Thing is, amid the pain of all this by-the-book comedy, everybody in the cast gets at least one good scene with Bateman, even Kathryn Hahn and Connie Britton, who both make bids to steal the movie in teeny-tiny roles. Britton’s character, a high-powered 40-ish therapist, knows she’s making a dreadful mistake in falling for feckless Phillip (Driver) but can’t help herself; it’s a dignified and complicated portrayal of human confusion. As for Driver, I know him mainly from his movie roles (since I basically can’t stand “Girls”), but his limber, thoughtless, idiotic and lovable character here is full of surprises. Fey’s lost and embittered wife is easily the worst-written character in the film, but she has nice chemistry with Bateman; indeed, Wendy’s only dramatic function is to make him face his flaws, begin to grow toward manhood and bag the hot skating instructor.

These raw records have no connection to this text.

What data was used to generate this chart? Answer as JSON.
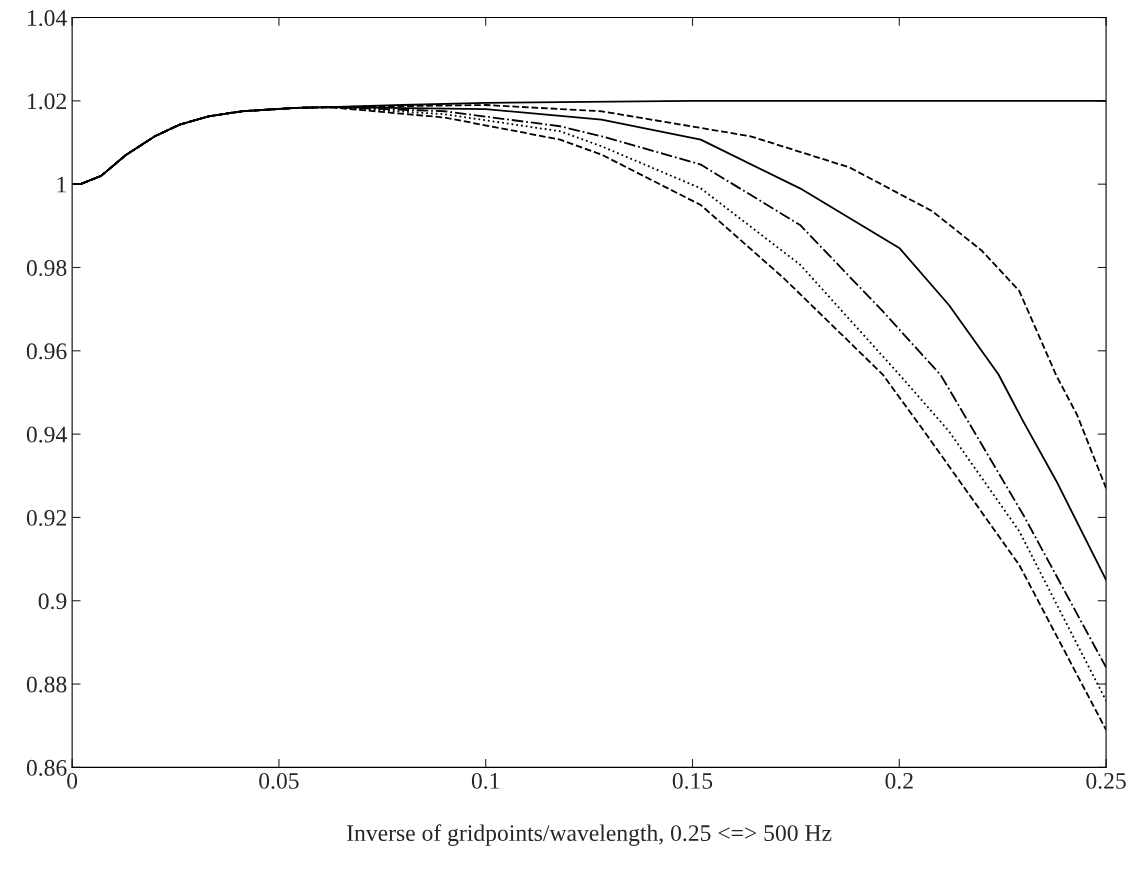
{
  "chart_data": {
    "type": "line",
    "xlabel": "Inverse of gridpoints/wavelength, 0.25 <=> 500 Hz",
    "xlim": [
      0,
      0.25
    ],
    "ylim": [
      0.86,
      1.04
    ],
    "xticks": [
      0,
      0.05,
      0.1,
      0.15,
      0.2,
      0.25
    ],
    "yticks": [
      0.86,
      0.88,
      0.9,
      0.92,
      0.94,
      0.96,
      0.98,
      1,
      1.02,
      1.04
    ],
    "grid": false,
    "legend": false,
    "series": [
      {
        "color": "#000000",
        "line_style": "solid",
        "x": [
          0,
          0.002,
          0.007,
          0.013,
          0.02,
          0.026,
          0.033,
          0.041,
          0.054,
          0.062,
          0.08,
          0.1,
          0.15,
          0.2,
          0.25
        ],
        "values": [
          1.0,
          1.0,
          1.002,
          1.007,
          1.0115,
          1.0143,
          1.0163,
          1.0175,
          1.0183,
          1.0185,
          1.019,
          1.0195,
          1.02,
          1.02,
          1.02
        ]
      },
      {
        "color": "#000000",
        "line_style": "dashed",
        "x": [
          0,
          0.002,
          0.007,
          0.013,
          0.02,
          0.026,
          0.033,
          0.041,
          0.054,
          0.062,
          0.1,
          0.128,
          0.164,
          0.188,
          0.208,
          0.22,
          0.229,
          0.238,
          0.243,
          0.25
        ],
        "values": [
          1.0,
          1.0,
          1.002,
          1.007,
          1.0115,
          1.0143,
          1.0163,
          1.0175,
          1.0183,
          1.0185,
          1.019,
          1.0175,
          1.0115,
          1.004,
          0.9935,
          0.984,
          0.9744,
          0.954,
          0.9446,
          0.927
        ]
      },
      {
        "color": "#000000",
        "line_style": "solid",
        "x": [
          0,
          0.002,
          0.007,
          0.013,
          0.02,
          0.026,
          0.033,
          0.041,
          0.054,
          0.062,
          0.1,
          0.128,
          0.152,
          0.176,
          0.2,
          0.212,
          0.224,
          0.23,
          0.238,
          0.25
        ],
        "values": [
          1.0,
          1.0,
          1.002,
          1.007,
          1.0115,
          1.0143,
          1.0163,
          1.0175,
          1.0183,
          1.0185,
          1.018,
          1.0155,
          1.0107,
          0.999,
          0.9847,
          0.971,
          0.9543,
          0.943,
          0.9287,
          0.905
        ]
      },
      {
        "color": "#000000",
        "line_style": "dashdot",
        "x": [
          0,
          0.002,
          0.007,
          0.013,
          0.02,
          0.026,
          0.033,
          0.041,
          0.054,
          0.062,
          0.09,
          0.118,
          0.128,
          0.152,
          0.176,
          0.196,
          0.21,
          0.23,
          0.25
        ],
        "values": [
          1.0,
          1.0,
          1.002,
          1.007,
          1.0115,
          1.0143,
          1.0163,
          1.0175,
          1.0183,
          1.0185,
          1.0175,
          1.0139,
          1.0115,
          1.0047,
          0.9902,
          0.9695,
          0.9542,
          0.9206,
          0.884
        ]
      },
      {
        "color": "#000000",
        "line_style": "dotted",
        "x": [
          0,
          0.002,
          0.007,
          0.013,
          0.02,
          0.026,
          0.033,
          0.041,
          0.054,
          0.062,
          0.09,
          0.118,
          0.128,
          0.152,
          0.176,
          0.2,
          0.212,
          0.229,
          0.25
        ],
        "values": [
          1.0,
          1.0,
          1.002,
          1.007,
          1.0115,
          1.0143,
          1.0163,
          1.0175,
          1.0183,
          1.0185,
          1.0168,
          1.0127,
          1.0091,
          0.999,
          0.9807,
          0.9543,
          0.9407,
          0.9167,
          0.876
        ]
      },
      {
        "color": "#000000",
        "line_style": "dashed",
        "x": [
          0,
          0.002,
          0.007,
          0.013,
          0.02,
          0.026,
          0.033,
          0.041,
          0.054,
          0.062,
          0.09,
          0.118,
          0.128,
          0.152,
          0.172,
          0.196,
          0.206,
          0.229,
          0.25
        ],
        "values": [
          1.0,
          1.0,
          1.002,
          1.007,
          1.0115,
          1.0143,
          1.0163,
          1.0175,
          1.0183,
          1.0185,
          1.016,
          1.0107,
          1.0071,
          0.995,
          0.9775,
          0.9543,
          0.9407,
          0.9086,
          0.869
        ]
      }
    ]
  }
}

This is stating the obvious, and feigning surprise over something that isn’t surprising, but with this level of talent in the cast you ought to be able to make a really funny, crackling and heartbreaking family comedy, instead of an instantly forgettable Shawn Levy movie driven by middle-aged male self-pity and toddler-poop jokes. The fact that it could have been a lot worse, and that some really good actors manage to rescue a few moments from the retread formulaic glop, is not much of an endorsement. Compare a tame, treacly, least-common-denominator comedy like this one to almost any showrunner-driven cable series, and you understand why Hollywood has almost entirely lost the adult audience, and why its business model appears to be in terminal decline.